|Flying through the Vale|
I had to decide; healing priest or bear tank?
Ultimately, I chose to play my bear in the upcoming expansion. I've been having a bit of an identity crisis with my priest lately, and the more I play on my druid, the more I enjoy the game. I love my priest, I even wrote a post about how much I love her, but we've had a disconnect somewhere down the line.
|Knight-Captain Kaleri on her Vicious War Steed|
Does the class make the person?
My priest was my safe haven for some time. I created her just before University began, and played her while my struggle with Crohn's Disease was at it's height. I accomplished a lot with her, and many memories are recorded in her achievements and Feats of Strength. I was Kaleri.
My druid was created before my priest but the guild I had joined needed a priest healer (I was later asked not to heal, but to instead play as shadow). Kalbeari was always there when I needed a break from priesting, and I always thought of those two characters as friends of a sort.
|Kaleri with the DS raid achievement mount|
Take Heroic Spine as an example. My job is to heal the tanks and watch the dispels. It's not a particularly hard job to dispel, but if you screw it up the entire raid knows it was your fault. However, if you do it perfectly the raid never has to know that there is a dispel mechanic and you take away that problem for everyone. You rarely get thanks, but there's a certain satisfaction when you can do it that well.
But when I play Kalbeari, I change a little. I have to be a little harder, take more control and be ready to help the raid as I can. Meaning anything from tanking more adds if someone goes down, using cooldowns like FR to the raid's benefit, to battle-rezzing someone or doing as much DPS as possible while I'm tanking. There is so much a bear tank can do right now to help out, it's insane.
Will a new role change me?
I think it will, a little. I feel like I've changed and grown as a person since I first created my characters. I've always been in awe of excellent tanks, and it never ceases to amaze me how a good tank can make or break a dungeon or raid run. I will have to take charge more than I do now, and speak up with more authority if I have to call something tank-related.

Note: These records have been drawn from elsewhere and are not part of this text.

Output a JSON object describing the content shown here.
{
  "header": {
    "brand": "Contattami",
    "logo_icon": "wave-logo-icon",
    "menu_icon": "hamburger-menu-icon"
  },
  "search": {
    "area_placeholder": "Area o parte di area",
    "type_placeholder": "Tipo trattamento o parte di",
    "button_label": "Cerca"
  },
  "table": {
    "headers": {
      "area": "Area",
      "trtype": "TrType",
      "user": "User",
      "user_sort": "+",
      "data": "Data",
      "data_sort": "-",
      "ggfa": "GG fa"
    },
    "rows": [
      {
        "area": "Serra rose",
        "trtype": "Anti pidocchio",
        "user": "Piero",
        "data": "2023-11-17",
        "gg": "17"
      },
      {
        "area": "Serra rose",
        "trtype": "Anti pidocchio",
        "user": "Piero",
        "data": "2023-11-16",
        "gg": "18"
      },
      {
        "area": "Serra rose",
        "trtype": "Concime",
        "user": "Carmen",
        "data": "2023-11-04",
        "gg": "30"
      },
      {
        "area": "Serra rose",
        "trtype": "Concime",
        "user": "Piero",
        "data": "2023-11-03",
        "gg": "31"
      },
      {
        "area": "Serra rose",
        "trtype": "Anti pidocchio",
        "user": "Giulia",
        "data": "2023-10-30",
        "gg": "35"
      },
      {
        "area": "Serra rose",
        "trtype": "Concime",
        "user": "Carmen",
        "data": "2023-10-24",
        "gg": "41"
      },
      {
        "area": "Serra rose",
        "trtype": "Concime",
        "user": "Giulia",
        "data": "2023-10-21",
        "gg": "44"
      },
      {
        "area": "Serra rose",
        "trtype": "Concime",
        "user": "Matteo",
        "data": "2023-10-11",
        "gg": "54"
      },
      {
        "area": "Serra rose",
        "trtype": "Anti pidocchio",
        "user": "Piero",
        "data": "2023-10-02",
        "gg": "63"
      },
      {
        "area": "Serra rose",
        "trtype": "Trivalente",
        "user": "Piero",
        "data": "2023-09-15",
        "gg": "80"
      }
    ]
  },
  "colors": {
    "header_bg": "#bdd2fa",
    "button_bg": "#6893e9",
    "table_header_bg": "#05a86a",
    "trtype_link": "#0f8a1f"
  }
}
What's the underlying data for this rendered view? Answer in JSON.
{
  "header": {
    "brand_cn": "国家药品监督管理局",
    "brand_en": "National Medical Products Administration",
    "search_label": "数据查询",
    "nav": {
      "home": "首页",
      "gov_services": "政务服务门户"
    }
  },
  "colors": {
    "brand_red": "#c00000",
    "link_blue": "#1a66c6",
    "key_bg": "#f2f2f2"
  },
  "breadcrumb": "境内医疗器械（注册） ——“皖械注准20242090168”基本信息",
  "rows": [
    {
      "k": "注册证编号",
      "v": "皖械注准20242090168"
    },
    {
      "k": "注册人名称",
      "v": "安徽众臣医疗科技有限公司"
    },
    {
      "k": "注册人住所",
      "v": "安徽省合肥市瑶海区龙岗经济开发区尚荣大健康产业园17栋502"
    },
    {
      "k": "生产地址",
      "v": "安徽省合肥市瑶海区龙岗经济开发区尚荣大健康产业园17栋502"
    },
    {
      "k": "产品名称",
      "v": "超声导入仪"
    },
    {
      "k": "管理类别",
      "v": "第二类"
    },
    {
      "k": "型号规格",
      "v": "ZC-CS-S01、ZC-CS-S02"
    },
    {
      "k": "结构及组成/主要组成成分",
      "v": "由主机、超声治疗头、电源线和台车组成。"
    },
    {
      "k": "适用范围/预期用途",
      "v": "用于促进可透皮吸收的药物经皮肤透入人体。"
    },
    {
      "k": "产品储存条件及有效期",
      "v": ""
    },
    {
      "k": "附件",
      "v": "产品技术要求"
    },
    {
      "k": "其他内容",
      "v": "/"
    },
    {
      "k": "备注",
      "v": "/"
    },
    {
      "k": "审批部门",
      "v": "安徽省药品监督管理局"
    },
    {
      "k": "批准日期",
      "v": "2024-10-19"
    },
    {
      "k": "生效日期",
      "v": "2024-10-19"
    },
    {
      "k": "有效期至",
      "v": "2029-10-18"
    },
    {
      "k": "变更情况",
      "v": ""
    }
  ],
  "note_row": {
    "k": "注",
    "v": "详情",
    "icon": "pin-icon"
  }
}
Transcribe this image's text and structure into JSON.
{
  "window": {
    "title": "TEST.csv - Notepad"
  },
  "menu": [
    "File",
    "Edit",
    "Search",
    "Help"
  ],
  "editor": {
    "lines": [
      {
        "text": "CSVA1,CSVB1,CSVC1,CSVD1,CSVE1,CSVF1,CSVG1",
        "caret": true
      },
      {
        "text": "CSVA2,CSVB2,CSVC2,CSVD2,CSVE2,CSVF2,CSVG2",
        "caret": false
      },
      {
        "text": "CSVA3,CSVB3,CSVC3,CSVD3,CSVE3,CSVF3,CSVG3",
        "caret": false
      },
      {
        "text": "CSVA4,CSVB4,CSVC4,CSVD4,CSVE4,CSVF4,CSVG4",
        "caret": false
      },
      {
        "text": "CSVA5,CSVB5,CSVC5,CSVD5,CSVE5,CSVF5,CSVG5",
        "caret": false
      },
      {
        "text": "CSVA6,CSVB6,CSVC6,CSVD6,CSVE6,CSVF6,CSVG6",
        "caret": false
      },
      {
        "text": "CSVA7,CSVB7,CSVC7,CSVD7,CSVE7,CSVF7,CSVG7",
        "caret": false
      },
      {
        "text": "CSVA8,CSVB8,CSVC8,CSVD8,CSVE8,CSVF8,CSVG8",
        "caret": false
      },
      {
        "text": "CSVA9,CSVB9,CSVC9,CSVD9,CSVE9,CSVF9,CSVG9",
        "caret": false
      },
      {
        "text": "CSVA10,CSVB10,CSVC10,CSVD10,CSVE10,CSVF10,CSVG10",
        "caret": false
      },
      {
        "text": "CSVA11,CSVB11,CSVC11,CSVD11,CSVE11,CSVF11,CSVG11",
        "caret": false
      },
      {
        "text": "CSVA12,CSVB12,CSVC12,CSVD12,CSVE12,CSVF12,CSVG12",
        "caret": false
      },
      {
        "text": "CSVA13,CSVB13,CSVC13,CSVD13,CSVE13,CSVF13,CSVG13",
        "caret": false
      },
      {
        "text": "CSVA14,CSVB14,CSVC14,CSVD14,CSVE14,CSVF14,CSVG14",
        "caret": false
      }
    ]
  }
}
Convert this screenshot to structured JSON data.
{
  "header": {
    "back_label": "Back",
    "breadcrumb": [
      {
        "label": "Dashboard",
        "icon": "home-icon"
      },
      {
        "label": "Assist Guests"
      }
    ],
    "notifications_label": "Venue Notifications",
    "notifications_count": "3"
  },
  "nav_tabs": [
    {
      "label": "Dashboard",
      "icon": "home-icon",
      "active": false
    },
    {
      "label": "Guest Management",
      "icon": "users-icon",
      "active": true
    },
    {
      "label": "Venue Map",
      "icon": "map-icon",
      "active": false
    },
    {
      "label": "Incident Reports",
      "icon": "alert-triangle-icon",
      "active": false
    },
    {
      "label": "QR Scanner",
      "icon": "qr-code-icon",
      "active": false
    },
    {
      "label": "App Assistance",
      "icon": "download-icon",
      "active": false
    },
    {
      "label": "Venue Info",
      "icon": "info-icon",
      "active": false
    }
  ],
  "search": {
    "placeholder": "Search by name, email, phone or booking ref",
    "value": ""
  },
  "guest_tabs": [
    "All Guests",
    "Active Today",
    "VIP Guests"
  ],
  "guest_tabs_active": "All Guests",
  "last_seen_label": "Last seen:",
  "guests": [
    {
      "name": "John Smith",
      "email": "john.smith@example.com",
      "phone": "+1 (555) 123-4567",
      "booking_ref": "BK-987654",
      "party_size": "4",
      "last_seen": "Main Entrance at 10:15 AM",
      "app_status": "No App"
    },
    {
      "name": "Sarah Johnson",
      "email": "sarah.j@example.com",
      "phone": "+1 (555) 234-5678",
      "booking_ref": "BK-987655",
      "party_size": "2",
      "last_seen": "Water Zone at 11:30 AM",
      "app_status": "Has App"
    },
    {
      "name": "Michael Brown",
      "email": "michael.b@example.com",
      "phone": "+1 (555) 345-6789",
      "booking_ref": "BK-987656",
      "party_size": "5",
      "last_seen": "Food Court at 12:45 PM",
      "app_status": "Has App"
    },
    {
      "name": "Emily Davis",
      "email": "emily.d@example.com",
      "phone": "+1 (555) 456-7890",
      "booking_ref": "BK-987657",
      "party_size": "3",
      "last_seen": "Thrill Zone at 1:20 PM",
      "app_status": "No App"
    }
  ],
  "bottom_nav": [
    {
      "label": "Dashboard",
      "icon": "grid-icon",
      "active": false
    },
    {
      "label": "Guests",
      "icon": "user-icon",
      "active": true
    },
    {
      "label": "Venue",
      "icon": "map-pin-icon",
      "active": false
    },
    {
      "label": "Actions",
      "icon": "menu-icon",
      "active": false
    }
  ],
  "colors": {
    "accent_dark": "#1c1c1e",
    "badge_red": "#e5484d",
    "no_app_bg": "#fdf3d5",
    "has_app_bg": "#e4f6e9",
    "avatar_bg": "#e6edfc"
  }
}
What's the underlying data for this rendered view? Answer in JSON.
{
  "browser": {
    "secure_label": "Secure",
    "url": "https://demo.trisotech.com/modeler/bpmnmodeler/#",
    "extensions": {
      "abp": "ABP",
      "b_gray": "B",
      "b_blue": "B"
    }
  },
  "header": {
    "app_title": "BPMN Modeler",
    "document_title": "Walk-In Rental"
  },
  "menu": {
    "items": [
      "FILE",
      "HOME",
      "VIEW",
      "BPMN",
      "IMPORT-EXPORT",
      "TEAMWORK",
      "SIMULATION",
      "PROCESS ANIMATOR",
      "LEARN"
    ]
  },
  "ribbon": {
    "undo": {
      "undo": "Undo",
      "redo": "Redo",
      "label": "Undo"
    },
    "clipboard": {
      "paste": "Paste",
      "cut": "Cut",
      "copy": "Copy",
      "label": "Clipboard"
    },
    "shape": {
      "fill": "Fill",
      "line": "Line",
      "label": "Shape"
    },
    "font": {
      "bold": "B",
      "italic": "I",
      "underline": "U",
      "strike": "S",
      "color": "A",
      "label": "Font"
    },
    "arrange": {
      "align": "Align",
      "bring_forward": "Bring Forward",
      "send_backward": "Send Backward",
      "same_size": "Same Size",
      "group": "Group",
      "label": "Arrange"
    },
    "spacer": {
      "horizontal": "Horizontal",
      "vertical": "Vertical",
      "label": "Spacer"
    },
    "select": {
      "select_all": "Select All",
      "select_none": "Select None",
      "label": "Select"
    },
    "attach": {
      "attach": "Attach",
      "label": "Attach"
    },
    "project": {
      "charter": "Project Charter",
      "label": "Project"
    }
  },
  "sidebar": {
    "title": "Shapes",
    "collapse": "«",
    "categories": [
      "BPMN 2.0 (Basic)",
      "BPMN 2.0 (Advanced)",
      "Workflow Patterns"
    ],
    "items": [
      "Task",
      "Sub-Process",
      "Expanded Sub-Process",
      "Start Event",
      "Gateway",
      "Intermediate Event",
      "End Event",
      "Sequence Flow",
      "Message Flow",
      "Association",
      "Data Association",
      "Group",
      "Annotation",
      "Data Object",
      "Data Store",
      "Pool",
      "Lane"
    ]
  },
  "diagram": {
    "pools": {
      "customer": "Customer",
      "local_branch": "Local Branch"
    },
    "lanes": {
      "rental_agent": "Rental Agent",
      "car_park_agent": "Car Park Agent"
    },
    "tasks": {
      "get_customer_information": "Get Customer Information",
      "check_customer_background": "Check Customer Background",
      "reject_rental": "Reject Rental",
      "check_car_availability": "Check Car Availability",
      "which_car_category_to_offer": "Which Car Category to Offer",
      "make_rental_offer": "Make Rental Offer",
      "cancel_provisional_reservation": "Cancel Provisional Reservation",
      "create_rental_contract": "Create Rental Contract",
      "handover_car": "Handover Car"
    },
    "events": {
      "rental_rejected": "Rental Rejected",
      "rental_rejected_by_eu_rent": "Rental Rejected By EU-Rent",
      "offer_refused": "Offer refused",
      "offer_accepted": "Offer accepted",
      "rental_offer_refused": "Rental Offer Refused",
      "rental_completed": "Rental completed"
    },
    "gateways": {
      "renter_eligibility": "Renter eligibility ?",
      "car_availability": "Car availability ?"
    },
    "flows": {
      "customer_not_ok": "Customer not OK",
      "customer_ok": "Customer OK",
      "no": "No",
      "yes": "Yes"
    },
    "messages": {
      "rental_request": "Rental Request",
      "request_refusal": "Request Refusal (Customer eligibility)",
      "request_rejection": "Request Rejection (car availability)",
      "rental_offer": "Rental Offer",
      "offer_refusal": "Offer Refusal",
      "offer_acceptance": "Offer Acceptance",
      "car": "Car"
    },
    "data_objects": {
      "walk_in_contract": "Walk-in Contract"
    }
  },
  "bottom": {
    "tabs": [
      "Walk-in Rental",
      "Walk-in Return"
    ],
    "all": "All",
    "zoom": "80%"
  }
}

I'm afraid that I will feel a little helpless at times, not being able to heal but my priorities will shift from watching the raids HP to keeping an eye on my own. I used to get really antsy watching other healers while tanking but I've started to learn to let it go. How can I be a good tank when I die because I'm too busy watching the raid frames and I miss my cooldown? That can't happen and I'll have to place my trust in the healers, just like our current tanks trust me.
WoW needs more tanks, in particular it needs more tanks who are women. I'm proud to have the ability to switch to my druid and fill those roles.
Mists of Pandaria is approaching and it's nearly time for Kaleri to take a break from fighting monsters and the Horde, and fish by the gates of Stormwind for a time. The world has changed, and so have we.